The foil experiment would hold in its hot condition for a few minutes then abruptly drop back to its normal cool silver color. After “resting” for a short time, tens of minutes, the metal strip would once again promptly rise to its bright cherry red orange hot condition. On the final day of that experiment over the course of many hours the experiment repeatedly heated and cooled until finally as it heated one last time the temperature or hot and cold cycles became too much for the simple glass tube which cracked and broke allowing air to leak into and quench the low pressure glow discharge environment within.
Alas had I made that first experiment iteration with thicker quartz glass it would likely be running hot to this day.
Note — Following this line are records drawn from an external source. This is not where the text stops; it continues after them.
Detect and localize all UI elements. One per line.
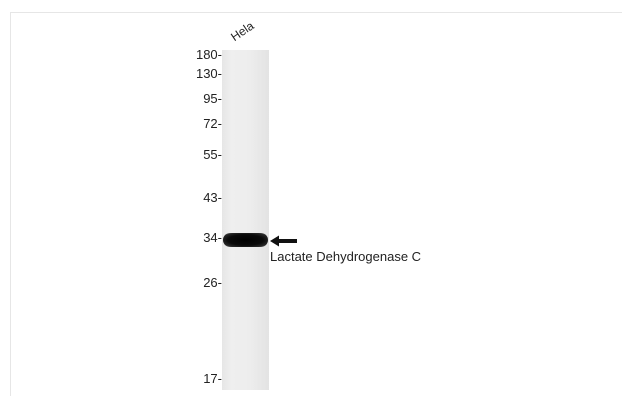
left-arrow-icon (270, 234, 298, 252)
gel-lane (222, 50, 269, 390)
protein-band (223, 233, 268, 247)
marker-180: 180- (195, 47, 222, 62)
marker-95: 95- (203, 91, 222, 106)
marker-17: 17- (203, 371, 222, 386)
marker-26: 26- (203, 275, 222, 290)
marker-72: 72- (203, 116, 222, 131)
marker-43: 43- (203, 190, 222, 205)
marker-34: 34- (203, 230, 222, 245)
protein-label: Lactate Dehydrogenase C (270, 249, 422, 264)
marker-55: 55- (203, 147, 222, 162)
marker-130: 130- (195, 66, 222, 81)
blot-frame (10, 12, 622, 396)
Clearly there are improvements in this simple demonstrable cold fusion work in hand today. Many hydrogen loving metals and mixtures have been vetted and some are vastly superior to others. While my work was mostly with heavy hydrogen, deuterium, many now work, or claim to work, with ordinary hydrogen that has only a trace of deuterium 1 part in 6000 in it. Some are supporting theories that have the simple proton bearing hydrogen is the primary reactant as opposed to the more traditional fusionable deuterium.
Surely in the deuterium systems prodigious heat along with commensurate 4He helium, which is the expected fusion product of D+D is observed. But over the years many high Z isotope anomalies have suggested some nuclear process that inserts tiny nuclei into larger nuclei exists. Indeed high Z isotope ratio shifts in CFL tubes have recently been reported by a team from 4 prestigious universities. No such isotope shifts are possible save as a result of cold fusion.
My intention, having been on the trail of cold fusion for a long time, is to bring this impossibly cheap form of compact fluorescent fusion to the world in the very near term.